The court seemed to side step the issue of the burden shift of future costs to Medicare. Obviously, in this case the plaintiff is a paraplegic and someone is going to have to pay for his medical coverage. The parties and the court appear to be simply pointing fingers to the government and saying, “Let Medicare pay.” However, in the end, the burden may end up being shifted to Sterrett, the Medicare beneficiary in this case. As this case is reportable under MMSEA Section 111, the Centers for Medicare and Medicaid Services (CMS) will flag the ICD-9 codes reported and associated with the settlement and could potentially deny Sterrett coverage for items related to the injury until the entire settlement is exhausted. The court stated that the plaintiffs in this case should not be subject to any future claim, demand, or penalty from Medicare in the future. Yet, CMS is arguably not bound by this statement or this decision and further, it appears that no determination as to Sterrett’s contributory negligence was made by the court; therefore, Sterrett may be without recourse if he appeals loss of Medicare coverage through Medicare’s administrative appeals process.

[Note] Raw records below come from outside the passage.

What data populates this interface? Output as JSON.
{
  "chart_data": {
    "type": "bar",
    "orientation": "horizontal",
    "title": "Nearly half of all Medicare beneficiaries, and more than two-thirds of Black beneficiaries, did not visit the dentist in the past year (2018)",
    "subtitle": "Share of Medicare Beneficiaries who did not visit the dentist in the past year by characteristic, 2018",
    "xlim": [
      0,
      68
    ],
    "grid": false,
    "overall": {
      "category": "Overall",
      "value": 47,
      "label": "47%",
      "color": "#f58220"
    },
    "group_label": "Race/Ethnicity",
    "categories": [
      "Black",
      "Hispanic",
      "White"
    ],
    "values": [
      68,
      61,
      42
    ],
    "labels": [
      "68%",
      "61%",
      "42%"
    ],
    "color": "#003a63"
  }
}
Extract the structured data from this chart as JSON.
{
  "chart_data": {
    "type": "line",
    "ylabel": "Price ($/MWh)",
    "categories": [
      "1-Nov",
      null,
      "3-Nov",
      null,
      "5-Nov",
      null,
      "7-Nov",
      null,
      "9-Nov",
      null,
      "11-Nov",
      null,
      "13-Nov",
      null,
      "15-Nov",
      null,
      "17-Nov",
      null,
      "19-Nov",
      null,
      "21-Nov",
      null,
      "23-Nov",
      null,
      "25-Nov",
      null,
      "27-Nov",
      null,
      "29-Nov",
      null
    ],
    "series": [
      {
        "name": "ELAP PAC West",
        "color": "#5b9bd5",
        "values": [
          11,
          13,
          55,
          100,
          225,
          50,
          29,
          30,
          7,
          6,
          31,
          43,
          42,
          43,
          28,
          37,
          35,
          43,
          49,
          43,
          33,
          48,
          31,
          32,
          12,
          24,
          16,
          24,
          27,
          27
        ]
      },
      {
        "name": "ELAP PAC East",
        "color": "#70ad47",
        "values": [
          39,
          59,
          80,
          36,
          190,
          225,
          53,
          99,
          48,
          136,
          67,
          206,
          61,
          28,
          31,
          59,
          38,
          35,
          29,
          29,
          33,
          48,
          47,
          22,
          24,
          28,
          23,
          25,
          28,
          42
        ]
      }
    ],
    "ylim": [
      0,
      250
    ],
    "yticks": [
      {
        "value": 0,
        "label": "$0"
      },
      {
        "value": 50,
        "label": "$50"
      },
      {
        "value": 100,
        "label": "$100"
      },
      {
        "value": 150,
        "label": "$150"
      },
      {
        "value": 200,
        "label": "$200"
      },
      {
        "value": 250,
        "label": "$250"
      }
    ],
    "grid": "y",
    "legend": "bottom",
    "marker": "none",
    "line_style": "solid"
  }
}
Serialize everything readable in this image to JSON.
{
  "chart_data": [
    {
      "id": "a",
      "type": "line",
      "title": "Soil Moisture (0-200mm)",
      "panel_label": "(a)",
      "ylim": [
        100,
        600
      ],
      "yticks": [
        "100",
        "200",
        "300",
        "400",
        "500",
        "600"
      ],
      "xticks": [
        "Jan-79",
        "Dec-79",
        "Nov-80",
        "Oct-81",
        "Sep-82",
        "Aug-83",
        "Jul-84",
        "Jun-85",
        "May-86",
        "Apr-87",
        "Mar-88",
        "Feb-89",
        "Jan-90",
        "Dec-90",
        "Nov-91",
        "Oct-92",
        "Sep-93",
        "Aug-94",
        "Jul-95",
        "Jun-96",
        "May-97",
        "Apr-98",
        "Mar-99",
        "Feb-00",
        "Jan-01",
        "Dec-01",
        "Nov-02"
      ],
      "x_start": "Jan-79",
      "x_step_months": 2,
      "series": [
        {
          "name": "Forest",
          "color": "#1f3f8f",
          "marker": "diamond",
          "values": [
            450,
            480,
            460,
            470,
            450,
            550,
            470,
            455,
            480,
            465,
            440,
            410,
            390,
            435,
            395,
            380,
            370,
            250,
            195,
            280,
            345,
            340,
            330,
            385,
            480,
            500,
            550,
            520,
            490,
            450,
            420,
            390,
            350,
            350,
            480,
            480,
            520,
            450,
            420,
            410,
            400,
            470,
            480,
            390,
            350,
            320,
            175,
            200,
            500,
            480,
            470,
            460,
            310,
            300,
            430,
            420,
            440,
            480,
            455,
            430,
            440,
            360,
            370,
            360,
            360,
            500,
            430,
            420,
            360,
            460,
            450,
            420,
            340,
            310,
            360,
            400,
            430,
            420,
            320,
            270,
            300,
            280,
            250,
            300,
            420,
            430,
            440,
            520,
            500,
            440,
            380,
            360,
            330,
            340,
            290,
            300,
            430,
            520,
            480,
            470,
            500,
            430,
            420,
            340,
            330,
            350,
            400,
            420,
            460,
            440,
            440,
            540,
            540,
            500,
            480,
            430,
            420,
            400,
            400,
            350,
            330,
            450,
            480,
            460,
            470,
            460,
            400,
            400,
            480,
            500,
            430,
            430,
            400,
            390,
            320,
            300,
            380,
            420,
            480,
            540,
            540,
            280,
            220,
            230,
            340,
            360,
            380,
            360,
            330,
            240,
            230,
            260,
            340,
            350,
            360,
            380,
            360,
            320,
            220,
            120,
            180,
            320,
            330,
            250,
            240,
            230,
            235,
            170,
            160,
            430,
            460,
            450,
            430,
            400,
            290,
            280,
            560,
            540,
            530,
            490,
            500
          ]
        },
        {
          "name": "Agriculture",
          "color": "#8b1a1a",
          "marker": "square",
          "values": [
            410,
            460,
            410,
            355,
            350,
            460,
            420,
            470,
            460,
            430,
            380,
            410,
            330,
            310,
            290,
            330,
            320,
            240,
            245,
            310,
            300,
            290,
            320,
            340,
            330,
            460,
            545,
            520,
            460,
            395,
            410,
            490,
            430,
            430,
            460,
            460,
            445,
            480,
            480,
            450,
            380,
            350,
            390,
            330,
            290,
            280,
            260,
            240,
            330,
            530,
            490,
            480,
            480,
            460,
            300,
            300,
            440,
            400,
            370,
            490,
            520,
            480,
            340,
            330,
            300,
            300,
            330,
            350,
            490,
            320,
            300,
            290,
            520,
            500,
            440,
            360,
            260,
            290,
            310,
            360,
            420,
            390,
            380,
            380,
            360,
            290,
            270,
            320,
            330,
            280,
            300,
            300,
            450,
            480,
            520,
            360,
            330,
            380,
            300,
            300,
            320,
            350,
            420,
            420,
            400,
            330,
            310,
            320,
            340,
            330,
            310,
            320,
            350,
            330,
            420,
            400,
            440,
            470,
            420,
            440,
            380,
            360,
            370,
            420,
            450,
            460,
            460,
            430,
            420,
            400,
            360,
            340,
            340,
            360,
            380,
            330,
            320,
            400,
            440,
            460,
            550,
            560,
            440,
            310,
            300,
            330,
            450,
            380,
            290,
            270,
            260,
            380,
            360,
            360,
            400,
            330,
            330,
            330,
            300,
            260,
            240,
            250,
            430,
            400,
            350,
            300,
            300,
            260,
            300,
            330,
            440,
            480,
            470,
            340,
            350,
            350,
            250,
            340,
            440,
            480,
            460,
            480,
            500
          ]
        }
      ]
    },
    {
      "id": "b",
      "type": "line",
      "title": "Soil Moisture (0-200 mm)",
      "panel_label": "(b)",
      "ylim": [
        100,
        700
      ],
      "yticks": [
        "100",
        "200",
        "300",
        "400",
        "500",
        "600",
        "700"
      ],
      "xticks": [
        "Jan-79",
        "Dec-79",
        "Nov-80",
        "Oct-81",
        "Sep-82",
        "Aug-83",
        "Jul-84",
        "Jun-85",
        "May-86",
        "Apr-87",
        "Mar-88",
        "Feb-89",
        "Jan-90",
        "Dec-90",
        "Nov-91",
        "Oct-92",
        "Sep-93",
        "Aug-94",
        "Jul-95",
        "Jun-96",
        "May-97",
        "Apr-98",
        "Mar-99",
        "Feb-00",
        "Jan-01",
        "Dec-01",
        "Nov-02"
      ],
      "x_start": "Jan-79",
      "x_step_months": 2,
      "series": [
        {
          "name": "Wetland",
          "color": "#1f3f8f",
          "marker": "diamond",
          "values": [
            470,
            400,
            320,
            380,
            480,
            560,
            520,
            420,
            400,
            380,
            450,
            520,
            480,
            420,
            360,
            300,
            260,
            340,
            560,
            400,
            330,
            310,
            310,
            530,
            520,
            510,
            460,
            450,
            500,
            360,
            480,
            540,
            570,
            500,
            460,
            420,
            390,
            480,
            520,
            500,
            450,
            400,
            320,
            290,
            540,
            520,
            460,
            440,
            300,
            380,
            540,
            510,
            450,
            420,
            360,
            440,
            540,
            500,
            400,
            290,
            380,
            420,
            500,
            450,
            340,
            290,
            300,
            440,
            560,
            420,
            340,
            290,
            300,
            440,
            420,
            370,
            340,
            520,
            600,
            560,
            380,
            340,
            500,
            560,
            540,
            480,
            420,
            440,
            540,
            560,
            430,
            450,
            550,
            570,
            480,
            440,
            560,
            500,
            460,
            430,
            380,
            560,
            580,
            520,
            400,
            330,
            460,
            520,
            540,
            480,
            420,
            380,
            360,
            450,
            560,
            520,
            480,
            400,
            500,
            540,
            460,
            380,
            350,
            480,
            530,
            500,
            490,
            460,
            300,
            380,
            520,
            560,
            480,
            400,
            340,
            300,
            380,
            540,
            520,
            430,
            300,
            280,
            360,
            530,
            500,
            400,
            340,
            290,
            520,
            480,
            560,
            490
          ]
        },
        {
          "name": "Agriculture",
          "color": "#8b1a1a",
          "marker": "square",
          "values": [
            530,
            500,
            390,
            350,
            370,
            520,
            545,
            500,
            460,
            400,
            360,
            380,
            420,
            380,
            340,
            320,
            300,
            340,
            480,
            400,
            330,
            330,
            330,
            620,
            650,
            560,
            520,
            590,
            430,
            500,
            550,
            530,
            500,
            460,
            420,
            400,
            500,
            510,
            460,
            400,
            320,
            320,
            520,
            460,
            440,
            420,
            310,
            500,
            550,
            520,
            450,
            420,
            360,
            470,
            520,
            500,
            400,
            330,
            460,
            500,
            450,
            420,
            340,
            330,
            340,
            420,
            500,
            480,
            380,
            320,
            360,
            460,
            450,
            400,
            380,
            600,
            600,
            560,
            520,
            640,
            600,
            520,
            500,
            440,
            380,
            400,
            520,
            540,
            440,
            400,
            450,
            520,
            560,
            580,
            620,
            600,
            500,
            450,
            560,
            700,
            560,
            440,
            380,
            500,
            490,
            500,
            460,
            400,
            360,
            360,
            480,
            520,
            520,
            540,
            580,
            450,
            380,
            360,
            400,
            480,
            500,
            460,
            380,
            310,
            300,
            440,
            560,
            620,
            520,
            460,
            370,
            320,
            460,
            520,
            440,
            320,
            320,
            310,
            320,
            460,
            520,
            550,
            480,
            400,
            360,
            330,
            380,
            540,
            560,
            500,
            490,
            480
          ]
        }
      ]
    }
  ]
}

Even if Medicare does not deny Sterrett coverage in the end, the burden is arguably being shifted to Medicare in some form or fashion. The future medical cost has to go somewhere- and it is going to be either the Medicare beneficiary or the Medicare Trust Fund. Although CMS has not finalized “formal guidance” on how to comply with the MSP with regard to future medical treatment in liability cases, it seems that the intent behind the MSP and the protection of Medicare’s interests was not accurately applied to this case and seems to have lost its way.

Hopefully in the future, courts will have a better understanding of the potential burden shift to Medicare and will find a resolution that not only protects the settlement parties, but also protects the Medicare Trust Fund and the Medicare beneficiary.